New England interim boss Stuart Lancaster will seek to blend youth with experience this spring.
Lancaster has been handed the reigns for the forthcoming RBS 6 Nations campaign as England look to put the fallout from the World Cup behind them.
The ex-Leeds director of rugby has been working with England’s second-string Saxons since May 2008 and is hugely experienced in bringing young players to the fore.
Lancaster will have no problem giving youth a chance during his time in charge of the senior side but he admits it won’t simply be a case of out with the old and in with the new when England take on Scotland on February 4.
“I’ve never been worried about picking young players but, equally, I’m not going to send an under-21 side to Scotland for the opening game,” Lancaster told the Daily Telegraph.
“I appreciate the responsibility of being head coach. It’s different from the Saxons, night and day, in fact.

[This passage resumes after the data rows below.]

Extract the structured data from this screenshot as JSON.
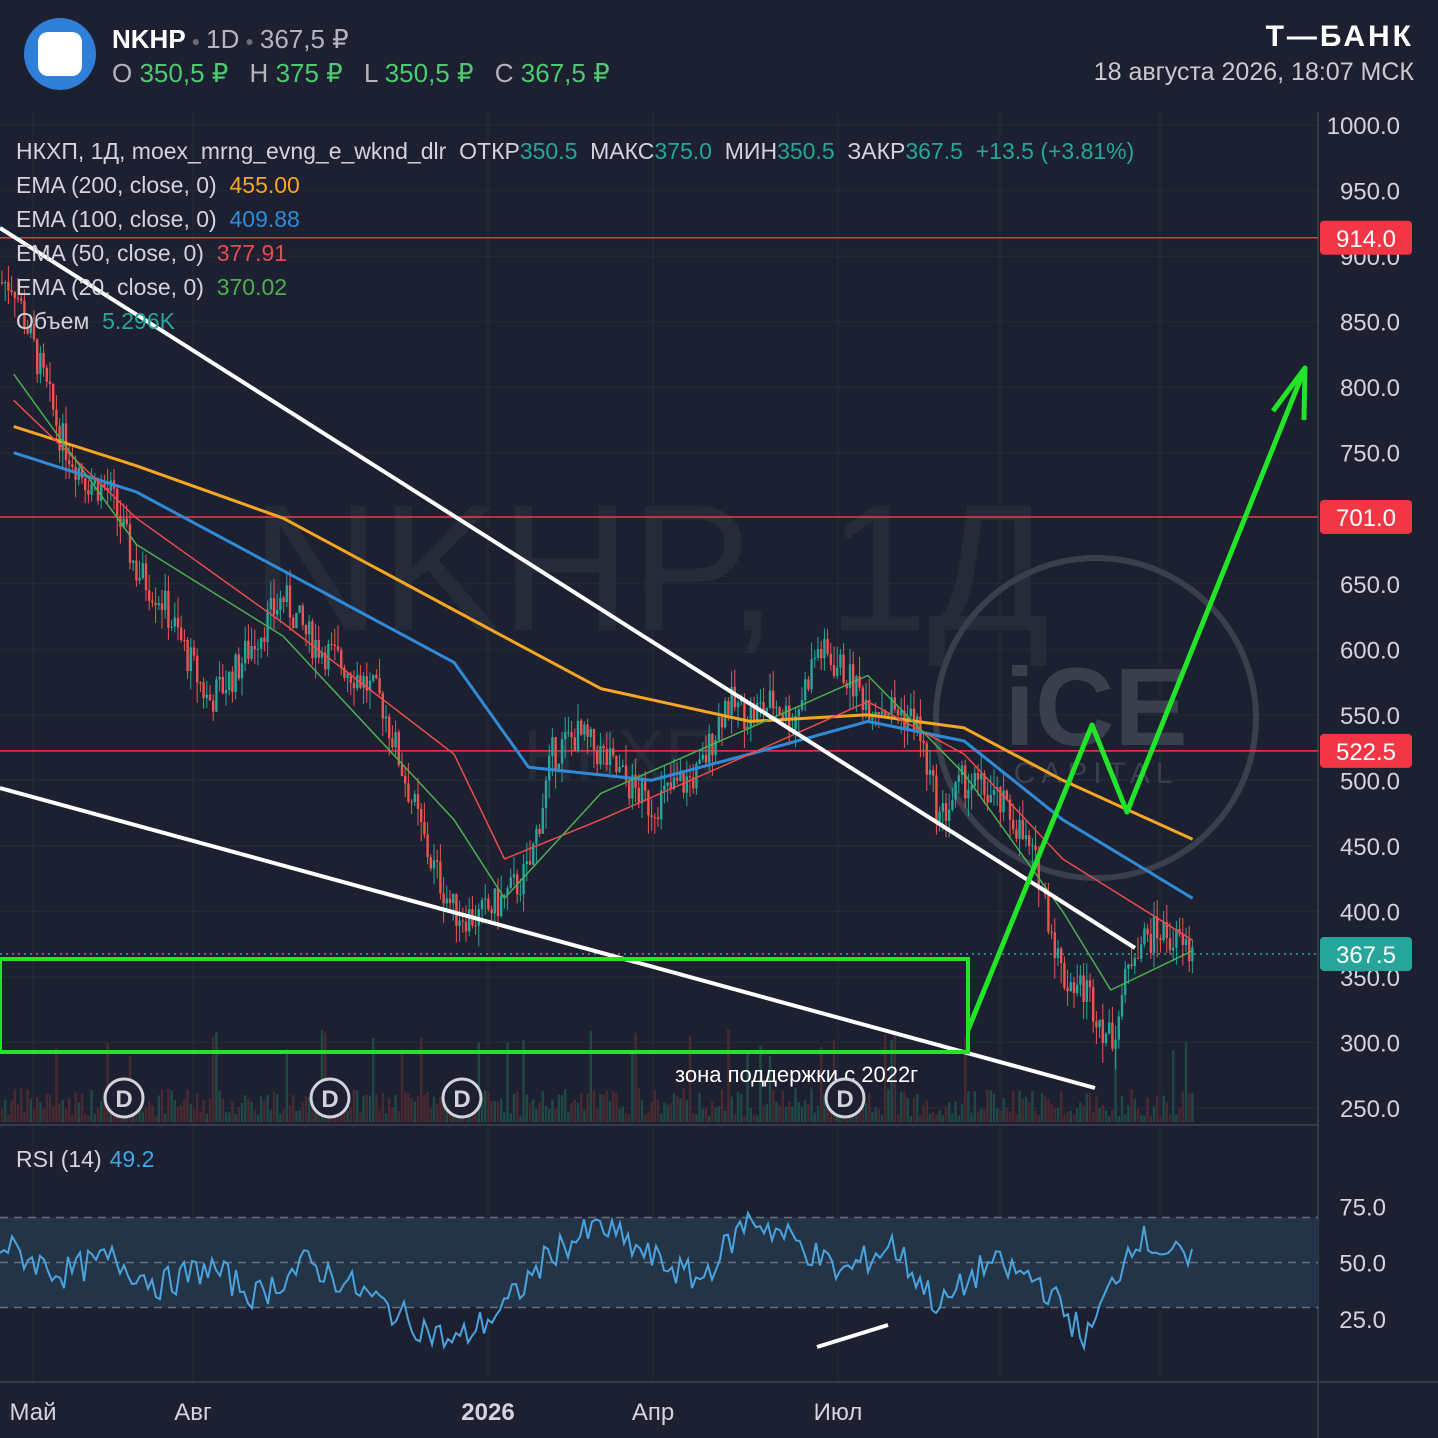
{
  "header": {
    "ticker": "NKHP",
    "interval": "1D",
    "price": "367,5 ₽",
    "ohlc": [
      {
        "k": "O",
        "v": "350,5 ₽"
      },
      {
        "k": "H",
        "v": "375 ₽"
      },
      {
        "k": "L",
        "v": "350,5 ₽"
      },
      {
        "k": "C",
        "v": "367,5 ₽"
      }
    ],
    "brand": "Т—БАНК",
    "timestamp": "18 августа 2026, 18:07 МСК"
  },
  "legend": {
    "main": {
      "label": "НКХП, 1Д, moex_mrng_evng_e_wknd_dlr",
      "open_k": "ОТКР",
      "open_v": "350.5",
      "high_k": "МАКС",
      "high_v": "375.0",
      "low_k": "МИН",
      "low_v": "350.5",
      "close_k": "ЗАКР",
      "close_v": "367.5",
      "change": "+13.5 (+3.81%)"
    },
    "ema200": {
      "label": "EMA (200, close, 0)",
      "value": "455.00",
      "color": "#f5a623"
    },
    "ema100": {
      "label": "EMA (100, close, 0)",
      "value": "409.88",
      "color": "#2f8bd8"
    },
    "ema50": {
      "label": "EMA (50, close, 0)",
      "value": "377.91",
      "color": "#e84c4c"
    },
    "ema20": {
      "label": "EMA (20, close, 0)",
      "value": "370.02",
      "color": "#4caf50"
    },
    "volume": {
      "label": "Объем",
      "value": "5.296K"
    }
  },
  "watermark": {
    "text": "NKHP, 1Д",
    "sub": "НКХП"
  },
  "ice_logo": {
    "big": "iCE",
    "small": "CAPITAL"
  },
  "annotation": {
    "support_zone": "зона поддержки с 2022г"
  },
  "rsi": {
    "label": "RSI (14)",
    "value": "49.2",
    "ticks": [
      "75.0",
      "50.0",
      "25.0"
    ]
  },
  "colors": {
    "background": "#1c2030",
    "up": "#26a69a",
    "down": "#ef5350",
    "level": "#f23645",
    "green_drawing": "#22e52a",
    "trendline": "#ffffff",
    "rsi_line": "#4aa3df"
  },
  "chart_data": {
    "type": "line",
    "price_axis": {
      "ylim": [
        237,
        1010
      ],
      "ticks": [
        "1000.0",
        "950.0",
        "900.0",
        "850.0",
        "800.0",
        "750.0",
        "650.0",
        "600.0",
        "550.0",
        "500.0",
        "450.0",
        "400.0",
        "350.0",
        "300.0",
        "250.0"
      ]
    },
    "x_axis_labels": [
      "Май",
      "Авг",
      "2026",
      "Апр",
      "Июл"
    ],
    "level_lines": [
      {
        "value": 914.0,
        "label": "914.0"
      },
      {
        "value": 701.0,
        "label": "701.0"
      },
      {
        "value": 522.5,
        "label": "522.5"
      }
    ],
    "last_price": {
      "value": 367.5,
      "label": "367.5"
    },
    "dividends": [
      "D",
      "D",
      "D",
      "D"
    ],
    "close_series": {
      "name": "НКХП",
      "x": [
        "2025-04-15",
        "2025-04-25",
        "2025-05-05",
        "2025-05-15",
        "2025-05-25",
        "2025-06-05",
        "2025-06-15",
        "2025-06-25",
        "2025-07-05",
        "2025-07-15",
        "2025-07-25",
        "2025-08-05",
        "2025-08-15",
        "2025-08-25",
        "2025-09-05",
        "2025-09-15",
        "2025-09-25",
        "2025-10-05",
        "2025-10-15",
        "2025-10-25",
        "2025-11-05",
        "2025-11-15",
        "2025-11-25",
        "2025-12-05",
        "2025-12-15",
        "2025-12-25",
        "2026-01-05",
        "2026-01-15",
        "2026-01-25",
        "2026-02-05",
        "2026-02-15",
        "2026-02-25",
        "2026-03-05",
        "2026-03-15",
        "2026-03-25",
        "2026-04-05",
        "2026-04-15",
        "2026-04-25",
        "2026-05-05",
        "2026-05-15",
        "2026-05-25",
        "2026-06-05",
        "2026-06-15",
        "2026-06-25",
        "2026-07-05",
        "2026-07-15",
        "2026-07-25",
        "2026-08-05",
        "2026-08-18"
      ],
      "values": [
        880,
        820,
        760,
        730,
        720,
        660,
        640,
        600,
        560,
        580,
        610,
        640,
        610,
        595,
        580,
        560,
        500,
        440,
        400,
        395,
        410,
        430,
        520,
        535,
        520,
        500,
        480,
        495,
        505,
        560,
        550,
        560,
        545,
        600,
        585,
        560,
        555,
        545,
        470,
        500,
        490,
        470,
        430,
        350,
        340,
        300,
        375,
        385,
        367.5
      ]
    },
    "ema": [
      {
        "name": "EMA (200, close, 0)",
        "x": [
          "2025-04-15",
          "2025-06-05",
          "2025-08-05",
          "2025-10-15",
          "2025-12-15",
          "2026-02-15",
          "2026-04-05",
          "2026-05-15",
          "2026-06-25",
          "2026-08-18"
        ],
        "values": [
          770,
          740,
          700,
          630,
          570,
          545,
          550,
          540,
          500,
          455
        ]
      },
      {
        "name": "EMA (100, close, 0)",
        "x": [
          "2025-04-15",
          "2025-06-05",
          "2025-08-05",
          "2025-10-15",
          "2025-11-15",
          "2026-01-05",
          "2026-02-15",
          "2026-04-05",
          "2026-05-15",
          "2026-06-25",
          "2026-08-18"
        ],
        "values": [
          750,
          720,
          660,
          590,
          510,
          500,
          520,
          545,
          530,
          470,
          410
        ]
      },
      {
        "name": "EMA (50, close, 0)",
        "x": [
          "2025-04-15",
          "2025-06-05",
          "2025-08-05",
          "2025-10-15",
          "2025-11-05",
          "2025-12-15",
          "2026-02-15",
          "2026-04-05",
          "2026-05-15",
          "2026-06-25",
          "2026-08-18"
        ],
        "values": [
          790,
          700,
          620,
          520,
          440,
          470,
          520,
          560,
          520,
          440,
          378
        ]
      },
      {
        "name": "EMA (20, close, 0)",
        "x": [
          "2025-04-15",
          "2025-06-05",
          "2025-08-05",
          "2025-10-15",
          "2025-11-05",
          "2025-12-15",
          "2026-02-15",
          "2026-04-05",
          "2026-05-15",
          "2026-06-25",
          "2026-07-15",
          "2026-08-18"
        ],
        "values": [
          810,
          680,
          610,
          470,
          410,
          490,
          540,
          580,
          505,
          400,
          340,
          370
        ]
      }
    ],
    "rsi_series": {
      "name": "RSI (14)",
      "ylim": [
        0,
        100
      ],
      "bands": [
        30,
        50,
        70
      ],
      "x": [
        "2025-04-15",
        "2025-05-05",
        "2025-05-25",
        "2025-06-15",
        "2025-07-05",
        "2025-07-25",
        "2025-08-15",
        "2025-09-05",
        "2025-09-25",
        "2025-10-15",
        "2025-11-05",
        "2025-11-25",
        "2025-12-15",
        "2026-01-05",
        "2026-01-25",
        "2026-02-15",
        "2026-03-05",
        "2026-03-25",
        "2026-04-15",
        "2026-05-05",
        "2026-05-25",
        "2026-06-15",
        "2026-07-05",
        "2026-07-25",
        "2026-08-18"
      ],
      "values": [
        55,
        45,
        52,
        40,
        48,
        35,
        50,
        38,
        25,
        14,
        30,
        55,
        66,
        52,
        42,
        70,
        60,
        45,
        58,
        30,
        50,
        42,
        16,
        62,
        49.2
      ]
    }
  }
}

Results very much do matter.
“It’s about balance but also about being bold and trusting players no matter what their age. They’ve got to be given their head if we think they’re ready.”
Much has been made of the off-field antics during the recent global gathering in New Zealand, with the press and public alike questioning the attitudes of the country’s top talent.
The leaked report into the World Cup campaign suggested even the players themselves were questioning their team-mates’ focus and application Down Under.
It is an issue not lost on Lancaster who has made it clear that he intends to put new ground rules in place and ensure pride in the jersey is at the forefront of the future of England Rugby.
“We’ll be reminding players what a privilege it is to play for England,” added Lancaster, who will hold a five-day training camp prior to the 6 Nations.
“There will be addresses from those who’ve represented their countries in different sports as well as from those who have fought for their country.
“You can’t ignore what was revealed (in the leaked report) but nor should you pore over it forensically. There’s no point either in blaming media distortion. It’s important to be honest and then positive.
“I don’t believe there were serious rifts there. We now need a new framework and for us all to set and buy into new standards and codes of behaviour.”